19 Late-Blooming Artists Who Prove It's Never Too Late

    Making truth and beauty isn't just for idle young prodigies.

    1. Toni Morrison published her first novel at age 40 as a single mom.

    2. Wayne Coyne was a fry cook through his twenties before The Flaming Lips hit their stride.

    3. Ang Lee screened his first big movie at age 38.

    4. Dorothy Allison was 42 when Bastard Out of Carolina came out.

    5. Morgan Freeman was an off-Broadway actor for most of his early life.

    6. Junot Díaz spent his entire thirties writing The Brief Wondrous Life of Oscar Wao.

    7. Louise Bourgeois reached her greatest artistic success in her seventies and eighties.

    8. George Saunders was an environmental engineer before he became a best-selling author.

    9. George Eliot published her first novel at 40.

    10. James Murphy (LCD Soundsystem) released his first album when he was 35.

    11. Peaches taught music to preschool children for a decade before becoming Peaches.

    12. Bettye LaVette was a 16-year-old R&B sensation. It took her another 43 years to rediscover that level of success.

    13. Vincent Van Gogh had his first exhibition at age 32.

    14. Thelonious Monk struggled to sell records in his thirties.

    15. Janet Fitch knew she'd be a writer since age 21. Her first book came out 18 years later.

    16. Mark Twain wrote Huckleberry Finn at age 49.

    17. The Hurt Locker came out when Kathryn Bigelow was 57.

    18. The National languished in alt-country obscurity till Matt Berninger was 34.

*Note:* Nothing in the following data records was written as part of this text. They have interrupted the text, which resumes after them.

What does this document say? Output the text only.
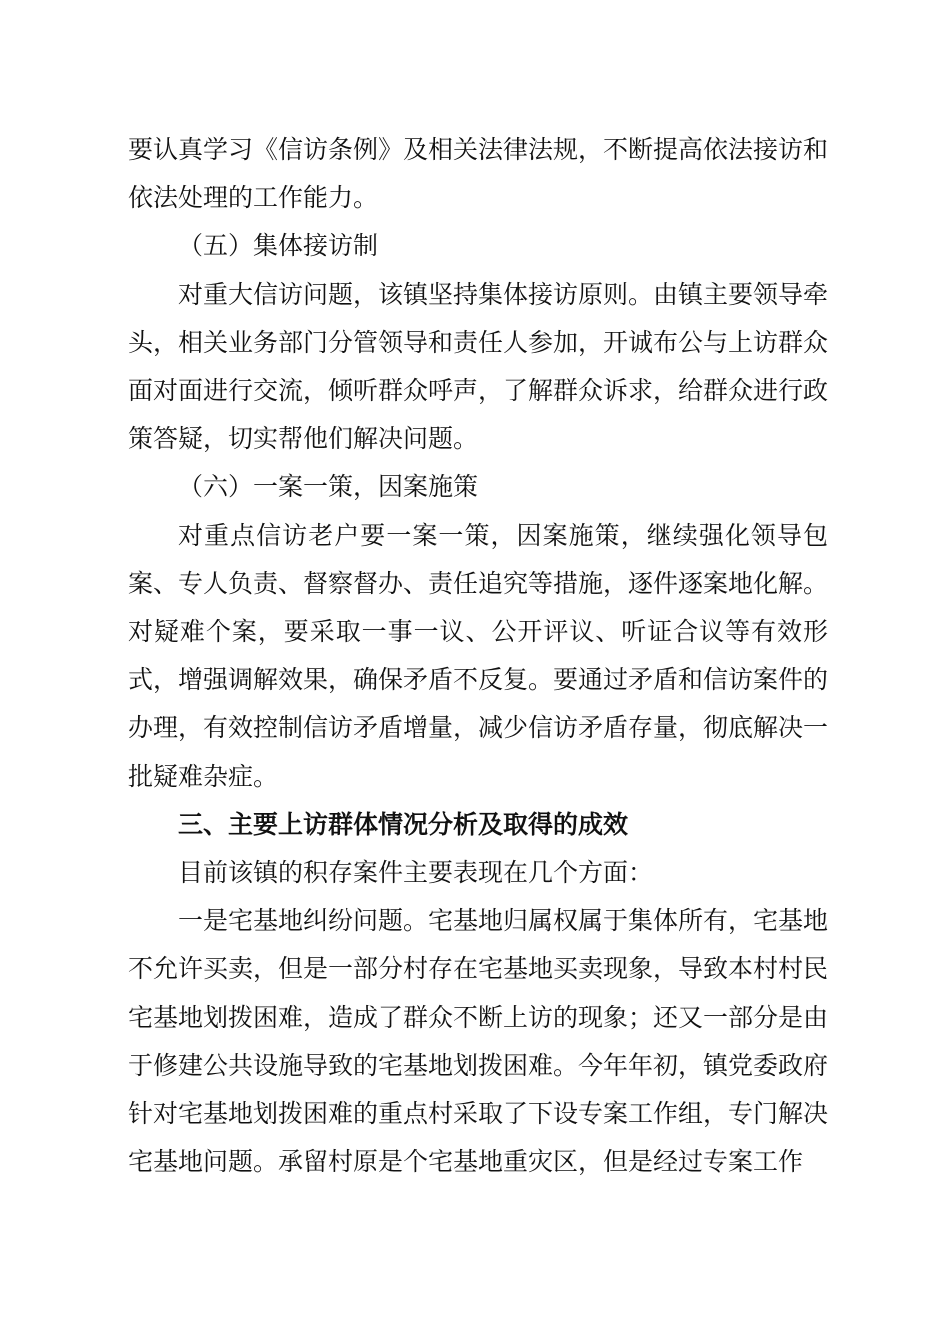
要认真学习《信访条例》及相关法律法规，不断提高依法接访和依法处理的工作能力。

（五）集体接访制

对重大信访问题，该镇坚持集体接访原则。由镇主要领导牵头，相关业务部门分管领导和责任人参加，开诚布公与上访群众面对面进行交流，倾听群众呼声，了解群众诉求，给群众进行政策答疑，切实帮他们解决问题。

（六）一案一策，因案施策

对重点信访老户要一案一策，因案施策，继续强化领导包案、专人负责、督察督办、责任追究等措施，逐件逐案地化解。对疑难个案，要采取一事一议、公开评议、听证合议等有效形式，增强调解效果，确保矛盾不反复。要通过矛盾和信访案件的办理，有效控制信访矛盾增量，减少信访矛盾存量，彻底解决一批疑难杂症。

三、主要上访群体情况分析及取得的成效

目前该镇的积存案件主要表现在几个方面：

一是宅基地纠纷问题。宅基地归属权属于集体所有，宅基地不允许买卖，但是一部分村存在宅基地买卖现象，导致本村村民宅基地划拨困难，造成了群众不断上访的现象；还又一部分是由于修建公共设施导致的宅基地划拨困难。今年年初，镇党委政府针对宅基地划拨困难的重点村采取了下设专案工作组，专门解决宅基地问题。承留村原是个宅基地重灾区，但是经过专案工作
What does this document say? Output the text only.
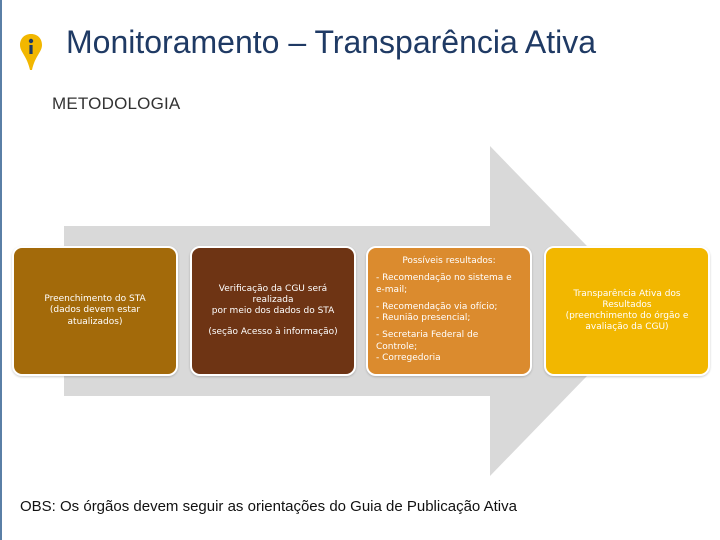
Monitoramento – Transparência Ativa
METODOLOGIA
Preenchimento do STA
(dados devem estar atualizados)
Verificação da CGU será realizada
por meio dos dados do STA
(seção Acesso à informação)
Possíveis resultados:
- Recomendação no sistema e e-mail;
- Recomendação via ofício;
- Reunião presencial;
- Secretaria Federal de Controle;
- Corregedoria
Transparência Ativa dos
Resultados
(preenchimento do órgão e
avaliação da CGU)
OBS: Os órgãos devem seguir as orientações do Guia de Publicação Ativa
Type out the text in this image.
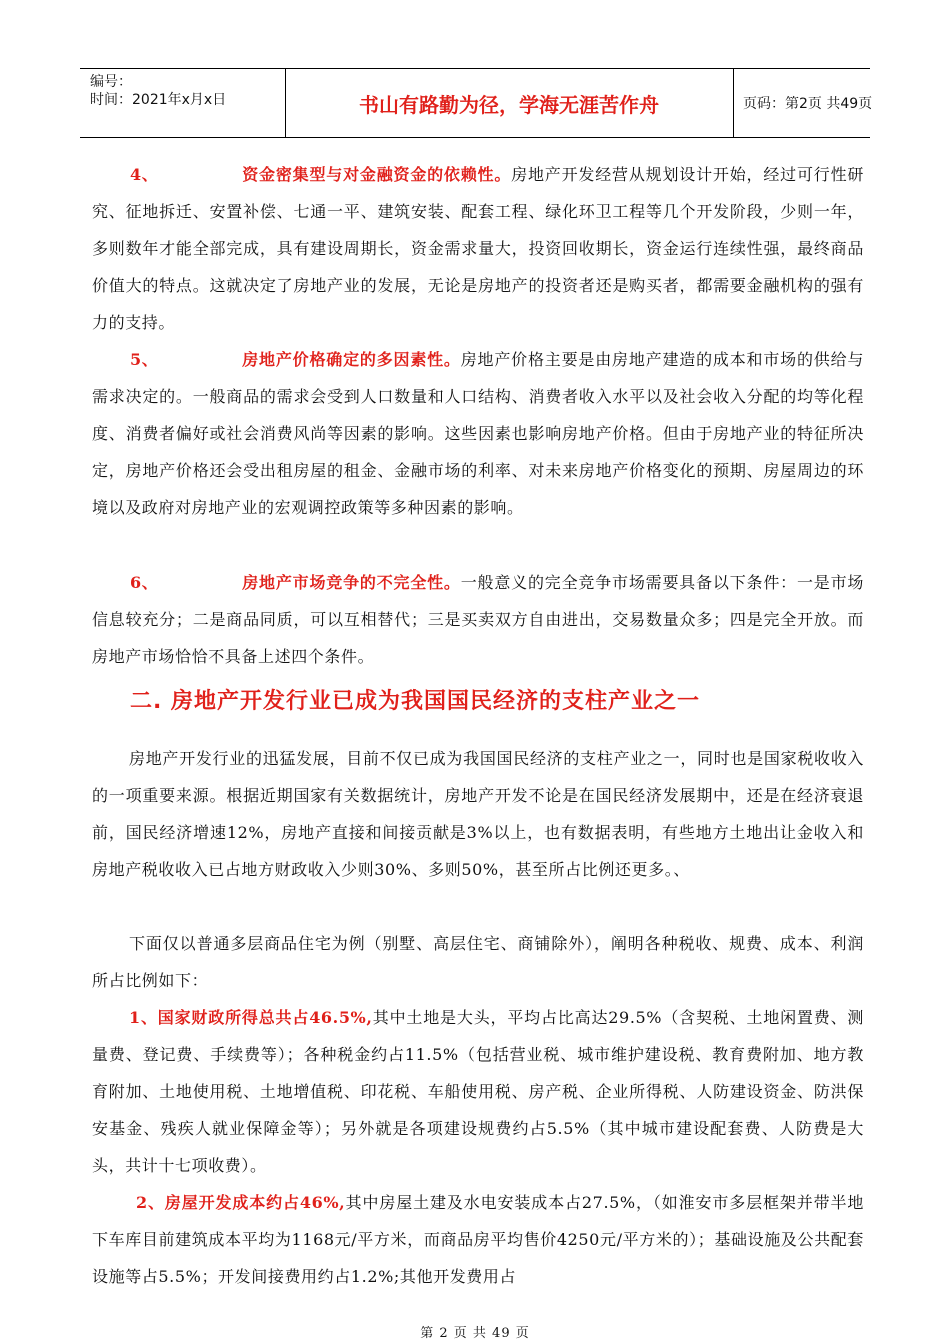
编号：
时间：2021年x月x日	书山有路勤为径，学海无涯苦作舟	页码：第2页 共49页

4、	资金密集型与对金融资金的依赖性。房地产开发经营从规划设计开始，经过可行性研究、征地拆迁、安置补偿、七通一平、建筑安装、配套工程、绿化环卫工程等几个开发阶段，少则一年，多则数年才能全部完成，具有建设周期长，资金需求量大，投资回收期长，资金运行连续性强，最终商品价值大的特点。这就决定了房地产业的发展，无论是房地产的投资者还是购买者，都需要金融机构的强有力的支持。

5、	房地产价格确定的多因素性。房地产价格主要是由房地产建造的成本和市场的供给与需求决定的。一般商品的需求会受到人口数量和人口结构、消费者收入水平以及社会收入分配的均等化程度、消费者偏好或社会消费风尚等因素的影响。这些因素也影响房地产价格。但由于房地产业的特征所决定，房地产价格还会受出租房屋的租金、金融市场的利率、对未来房地产价格变化的预期、房屋周边的环境以及政府对房地产业的宏观调控政策等多种因素的影响。

6、	房地产市场竞争的不完全性。一般意义的完全竞争市场需要具备以下条件：一是市场信息较充分；二是商品同质，可以互相替代；三是买卖双方自由进出，交易数量众多；四是完全开放。而房地产市场恰恰不具备上述四个条件。

二. 房地产开发行业已成为我国国民经济的支柱产业之一

房地产开发行业的迅猛发展，目前不仅已成为我国国民经济的支柱产业之一，同时也是国家税收收入的一项重要来源。根据近期国家有关数据统计，房地产开发不论是在国民经济发展期中，还是在经济衰退前，国民经济增速12%，房地产直接和间接贡献是3%以上，也有数据表明，有些地方土地出让金收入和房地产税收收入已占地方财政收入少则30%、多则50%，甚至所占比例还更多。、

下面仅以普通多层商品住宅为例（别墅、高层住宅、商铺除外），阐明各种税收、规费、成本、利润所占比例如下：

1、国家财政所得总共占46.5%,其中土地是大头，平均占比高达29.5%（含契税、土地闲置费、测量费、登记费、手续费等）；各种税金约占11.5%（包括营业税、城市维护建设税、教育费附加、地方教育附加、土地使用税、土地增值税、印花税、车船使用税、房产税、企业所得税、人防建设资金、防洪保安基金、残疾人就业保障金等）；另外就是各项建设规费约占5.5%（其中城市建设配套费、人防费是大头，共计十七项收费）。

2、房屋开发成本约占46%,其中房屋土建及水电安装成本占27.5%，（如淮安市多层框架并带半地下车库目前建筑成本平均为1168元/平方米，而商品房平均售价4250元/平方米的）；基础设施及公共配套设施等占5.5%；开发间接费用约占1.2%;其他开发费用占

第 2 页 共 49 页
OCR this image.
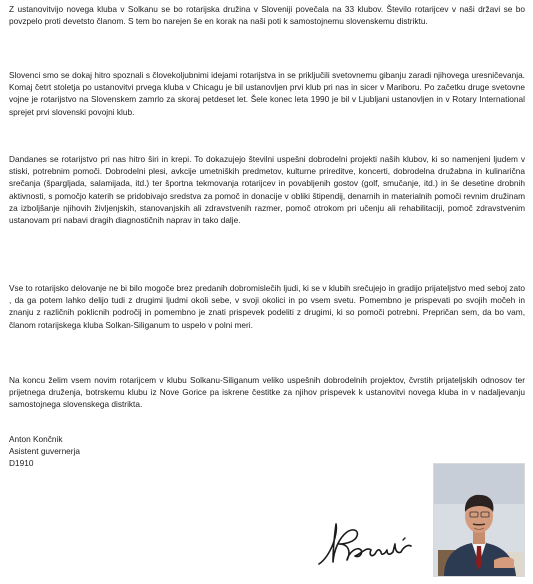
Z ustanovitvijo novega kluba v Solkanu se bo rotarijska družina v Sloveniji povečala na 33 klubov. Število rotarijcev v naši državi se bo povzpelo proti devetsto članom. S tem bo narejen še en korak na naši poti k samostojnemu slovenskemu distriktu.

Slovenci smo se dokaj hitro spoznali s človekoljubnimi idejami rotarijstva in se priključili svetovnemu gibanju zaradi njihovega uresničevanja. Komaj četrt stoletja po ustanovitvi prvega kluba v Chicagu je bil ustanovljen prvi klub pri nas in sicer v Mariboru. Po začetku druge svetovne vojne je rotarijstvo na Slovenskem zamrlo za skoraj petdeset let. Šele konec leta 1990 je bil v Ljubljani ustanovljen in v Rotary International sprejet prvi slovenski povojni klub.

Dandanes se rotarijstvo pri nas hitro širi in krepi. To dokazujejo številni uspešni dobrodelni projekti naših klubov, ki so namenjeni ljudem v stiski, potrebnim pomoči. Dobrodelni plesi, avkcije umetniških predmetov, kulturne prireditve, koncerti, dobrodelna družabna in kulinarična srečanja (špargljada, salamijada, itd.) ter športna tekmovanja rotarijcev in povabljenih gostov (golf, smučanje, itd.) in še desetine drobnih aktivnosti, s pomočjo katerih se pridobivajo sredstva za pomoč in donacije v obliki štipendij, denarnih in materialnih pomoči revnim družinam za izboljšanje njihovih življenjskih, stanovanjskih ali zdravstvenih razmer, pomoč otrokom pri učenju ali rehabilitaciji, pomoč zdravstvenim ustanovam pri nabavi dragih diagnostičnih naprav in tako dalje.

Vse to rotarijsko delovanje ne bi bilo mogoče brez predanih dobromislečih ljudi, ki se v klubih srečujejo in gradijo prijateljstvo med seboj zato , da ga potem lahko delijo tudi z drugimi ljudmi okoli sebe, v svoji okolici in po vsem svetu. Pomembno je prispevati po svojih močeh in znanju z različnih poklicnih področij in pomembno je znati prispevek podeliti z drugimi, ki so pomoči potrebni. Prepričan sem, da bo vam, članom rotarijskega kluba Solkan-Siliganum to uspelo v polni meri.

Na koncu želim vsem novim rotarijcem v klubu Solkanu-Siliganum veliko uspešnih dobrodelnih projektov, čvrstih prijateljskih odnosov ter prijetnega druženja, botrskemu klubu iz Nove Gorice pa iskrene čestitke za njihov prispevek k ustanovitvi novega kluba in v nadaljevanju samostojnega slovenskega distrikta.

Anton Končnik
Asistent guvernerja
D1910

    19. Millard Kaufman wrote his first novel at age 90.

    Contrary to what the cult of prodigies led you to believe, a great deal of artists had their breakthroughs after their mid-thirties: Don DeLillo, Paul Cezanne, Cheryl Strayed, Sapphire, Phil Hartman, Lucille Ball, Zach Galifianakis, Edward Kelsey Moore, Laura Ingalls Wilder, Maya Angelou, Joseph Conrad, Paul Gaugin, Leonard Cohen, Robert Pollard (Guided By Voices), and others.

    As author Sam Lipsyte says, "It's not a race. It's a contest."